Wenders now returns to the realm of 3D documentary that he so beautifully inhabited with “Pina” to explore the works of the 78-year-old artist and sculptor Anselm Kiefer. Not a historical story, “Anselm” is a philosophical interpretation of an artist in the process of work, where he struggled with his own place in the political history of history. of Germany.
This highly technical but visually appealing commentary argues that Kiefer is one of the few German artists, living or dead, to look unflinchingly at his nation’s dark history and obsession with evil. The empty spaces where the dead once lived are inspired by natural landscapes, and his sculptures and paintings are often made of raw materials, debris, and scrap metal that evoke the horrors of World War II. .
It is certain that “Anselm” does not try to admire us in his subject, who is often arrogant, selfish, and does not seem like a pleasure to work with. The poem of the Roman-Jewish writer in the German language Paul Celan does not like his work and seems to be a kind of north star for Kiefer, who almost murmurs in the voice that thought if he and nazi. was born early. (The words of famous Nazi philosopher Martin Heidegger also made their way into the film.)
Kiefer was born in 1945, just a few months before VE Day, while Wenders was born not long after, so it is easy to see the simpatico they share as German artists often do. based on the dark history of their country. (They’ve been trying to make this film since the 1990s.) That simpatico can’t be caught on camera, because Wenders doesn’t insert himself into the documentary or offer the more of an important view or idea.
However, the foundation of Wenders is a historical story that is shown here in a curious and researched film shot in 6K 3D. “Anselm” follows a path tracing Kiefer’s life, from being born in a bombed-out town in the Black Forest to studying romantic languages at university and finally started his own studio in the early 1970s. But Wenders’ film is a poem, however beautiful, right down to the ASMR-inducing sounds of whispers, spoken words, and some of Kiefer’s own thoughts: “Society was silent all that time, they could not understand the unimaginable.”
The piece de resistance of the film is a kind of long vacation in La Ribaute, the apotheosis of the Kiefer vision and 200-acres outside Barjac in the Cévennes in France. What used to be a silk factory, is now a steampunk-like arrangement of stone buildings, grain mills, and factories that have housed his works for years. Wenders is more interested in exploring the topography of Kiefer’s landscape, less in the spirit of his subject, even if it is literally poured onto the canvas. In La Ribaute, Wenders and filmmaker Franz Lustig use the power of 3D to show us all aspects, indeed, of Kiefer’s work. But I want to know, to watch the film in 2D, because the display on a non-IMAX screen darkens and blurs the image, which is usually the problem with 3D in general.

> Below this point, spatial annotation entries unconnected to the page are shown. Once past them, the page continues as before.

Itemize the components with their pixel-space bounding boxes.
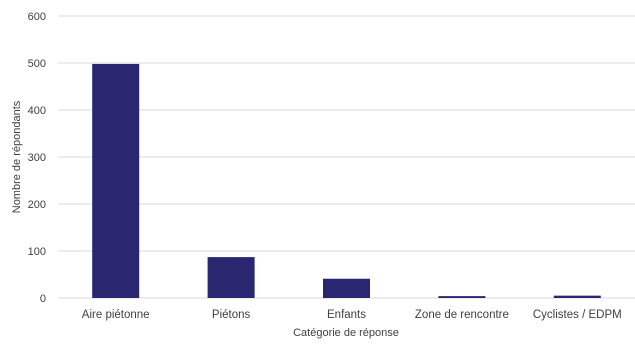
x-axis-title: Catégorie de réponse bbox=[293, 327, 399, 339]
x-category-label: Cyclistes / EDPM bbox=[533, 309, 622, 321]
bar-pi-tons bbox=[207, 257, 255, 298]
y-axis-title: Nombre de répondants bbox=[11, 100, 23, 213]
bar-aire-pi-tonne bbox=[92, 63, 140, 298]
y-tick-label: 500 bbox=[28, 58, 46, 70]
x-axis-labels: Aire piétonne Piétons Enfants Zone de renco… bbox=[82, 309, 622, 321]
y-tick-label: 0 bbox=[40, 293, 46, 305]
bar-zone-de-rencontre bbox=[438, 296, 486, 298]
bar-enfants bbox=[323, 278, 370, 298]
x-category-label: Zone de rencontre bbox=[415, 309, 509, 321]
y-tick-label: 200 bbox=[28, 199, 46, 211]
y-axis-ticks: 0 100 200 300 400 500 600 bbox=[28, 11, 46, 305]
x-category-label: Piétons bbox=[212, 309, 251, 321]
y-tick-label: 100 bbox=[28, 246, 46, 258]
bar-cyclistes-edpm bbox=[553, 295, 601, 298]
x-category-label: Aire piétonne bbox=[82, 309, 150, 321]
grid-lines bbox=[58, 15, 635, 299]
y-tick-label: 300 bbox=[28, 152, 46, 164]
y-tick-label: 600 bbox=[28, 11, 46, 23]
x-category-label: Enfants bbox=[327, 309, 366, 321]
y-tick-label: 400 bbox=[28, 105, 46, 117]
bars bbox=[92, 63, 601, 298]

Wenders loses focus when trying to recreate moments in Kiefer’s life, which has the far-reaching effect of throwing you into a whole other movie. “Anselm” does not question the merit of the controversial artist in the world of art as one of its rich practitioners. That’s what got him to build La Ribaute in the first place, where his assistants used some really hard tools to put things together. What we are left with is a vague picture of the artist as a person, but certainly a clear picture of the person.
Grade: B-
“Anselm” is currently playing in select theaters from Sideshow and Janus.